Irish Associations in Waste Tyre Crisis Talks
Representatives of the Tyre Recovery Activity Compliance Scheme (TRACS), Tyre Waste Management (TWM), the Irish Tyre Industry Association (ITIA) and the Tyre Wholesalers and Retailers Association (TWRA) had to face crunch talks with the Irish government Department of Environment on 20 May. According to Irish publication Tyre Trade Journal (TTJ), the associations were summoned following the broadcast of a Prime Time Investigates programme, which screened three days earlier.
In the course of the hour-long programme, which is said to have cast the sector “in a very dim light” Irish Environment Minister John Gormley reportedly attacked the industry’s recycling policy: “It hasn’t worked and the agreements that were entered into in good faith will have to be re-assessed.
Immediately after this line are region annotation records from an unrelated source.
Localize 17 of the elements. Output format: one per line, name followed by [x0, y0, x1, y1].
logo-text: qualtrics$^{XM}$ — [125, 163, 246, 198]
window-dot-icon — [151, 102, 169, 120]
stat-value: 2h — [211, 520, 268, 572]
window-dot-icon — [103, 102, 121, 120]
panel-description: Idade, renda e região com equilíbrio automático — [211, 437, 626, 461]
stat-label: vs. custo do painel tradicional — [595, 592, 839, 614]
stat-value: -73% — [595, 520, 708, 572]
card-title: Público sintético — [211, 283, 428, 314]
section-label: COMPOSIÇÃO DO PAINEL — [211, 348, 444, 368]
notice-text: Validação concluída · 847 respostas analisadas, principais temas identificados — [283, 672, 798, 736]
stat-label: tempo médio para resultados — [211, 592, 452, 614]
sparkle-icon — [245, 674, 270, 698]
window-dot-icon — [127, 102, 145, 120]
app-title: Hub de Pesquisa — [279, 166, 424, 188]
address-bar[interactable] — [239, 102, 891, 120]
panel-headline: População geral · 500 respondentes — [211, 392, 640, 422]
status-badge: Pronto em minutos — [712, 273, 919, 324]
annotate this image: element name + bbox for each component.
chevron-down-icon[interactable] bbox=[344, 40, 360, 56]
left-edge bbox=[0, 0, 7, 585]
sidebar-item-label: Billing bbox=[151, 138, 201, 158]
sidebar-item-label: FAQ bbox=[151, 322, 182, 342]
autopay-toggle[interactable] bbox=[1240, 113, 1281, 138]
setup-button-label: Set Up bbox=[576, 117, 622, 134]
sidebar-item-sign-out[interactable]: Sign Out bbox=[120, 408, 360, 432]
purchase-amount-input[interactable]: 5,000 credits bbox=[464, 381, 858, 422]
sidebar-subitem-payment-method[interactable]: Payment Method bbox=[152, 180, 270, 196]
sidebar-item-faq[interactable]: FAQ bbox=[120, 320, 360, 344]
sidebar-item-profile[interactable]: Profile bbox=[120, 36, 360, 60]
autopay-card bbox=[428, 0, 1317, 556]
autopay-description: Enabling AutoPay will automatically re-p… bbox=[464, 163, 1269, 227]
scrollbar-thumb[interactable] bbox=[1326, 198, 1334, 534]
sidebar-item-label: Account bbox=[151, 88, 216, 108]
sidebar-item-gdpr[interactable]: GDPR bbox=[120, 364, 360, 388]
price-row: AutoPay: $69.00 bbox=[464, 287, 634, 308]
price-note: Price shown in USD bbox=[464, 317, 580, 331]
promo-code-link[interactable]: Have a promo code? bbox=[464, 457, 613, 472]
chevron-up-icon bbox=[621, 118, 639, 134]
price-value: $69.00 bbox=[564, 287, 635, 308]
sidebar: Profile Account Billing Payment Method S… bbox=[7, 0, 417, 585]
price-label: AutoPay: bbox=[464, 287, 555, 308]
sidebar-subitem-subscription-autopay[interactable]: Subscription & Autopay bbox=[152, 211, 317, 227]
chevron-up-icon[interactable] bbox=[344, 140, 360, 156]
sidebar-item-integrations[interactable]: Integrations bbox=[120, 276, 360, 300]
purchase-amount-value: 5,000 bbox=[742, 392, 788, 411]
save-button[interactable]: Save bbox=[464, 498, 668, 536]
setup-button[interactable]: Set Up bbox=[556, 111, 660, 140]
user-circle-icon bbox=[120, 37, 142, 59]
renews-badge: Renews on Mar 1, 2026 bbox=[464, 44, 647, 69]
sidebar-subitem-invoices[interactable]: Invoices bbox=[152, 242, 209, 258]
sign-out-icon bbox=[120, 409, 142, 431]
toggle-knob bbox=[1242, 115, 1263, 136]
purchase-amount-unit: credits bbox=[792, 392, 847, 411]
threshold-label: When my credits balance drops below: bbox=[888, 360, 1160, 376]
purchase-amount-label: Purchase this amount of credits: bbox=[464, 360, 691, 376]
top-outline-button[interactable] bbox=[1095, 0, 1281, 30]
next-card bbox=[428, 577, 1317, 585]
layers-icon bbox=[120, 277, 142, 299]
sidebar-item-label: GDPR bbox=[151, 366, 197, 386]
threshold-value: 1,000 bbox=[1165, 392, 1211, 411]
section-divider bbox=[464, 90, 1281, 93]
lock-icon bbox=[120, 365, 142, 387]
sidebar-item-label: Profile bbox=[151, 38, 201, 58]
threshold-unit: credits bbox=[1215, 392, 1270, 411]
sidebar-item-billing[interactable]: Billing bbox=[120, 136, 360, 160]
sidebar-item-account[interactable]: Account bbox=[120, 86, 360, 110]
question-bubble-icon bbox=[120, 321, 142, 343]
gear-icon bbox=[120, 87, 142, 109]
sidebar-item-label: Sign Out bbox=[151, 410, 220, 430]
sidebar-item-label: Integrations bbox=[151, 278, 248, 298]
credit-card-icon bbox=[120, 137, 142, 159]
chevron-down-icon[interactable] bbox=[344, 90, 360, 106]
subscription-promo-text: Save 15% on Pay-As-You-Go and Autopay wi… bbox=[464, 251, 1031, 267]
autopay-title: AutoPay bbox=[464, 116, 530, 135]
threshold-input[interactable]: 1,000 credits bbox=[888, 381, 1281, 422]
There hasn’t been, in my view, a willingness to live up to the agreement, and it will have to be re-assessed in its totality.”
Industry sources fear that Minister Gormley is ready to pull the plug on both Tyre Compliance Schemes and will opt for a Producer Responsibility Initiative (PRI), which would put the onus and cost for collection and recycling on tyre importers. Significant producer responsibility initiatives have been introduced in relation to packaging waste, end-of-life vehicles (ELVs), farm plastic waste and waste electrical and electronic equipment (WEEE) in support of industry-led initiatives.
However, during the meeting officials reportedly asked the two compliance schemes, TRACS and TWM, to furnish proposals on how best to regulate the collection of waste tyres. TTJ reported that officials are also insisting that TRACS and TWM report quarterly or on demand to the Department. Currently, both bodies are required to submit annual reports.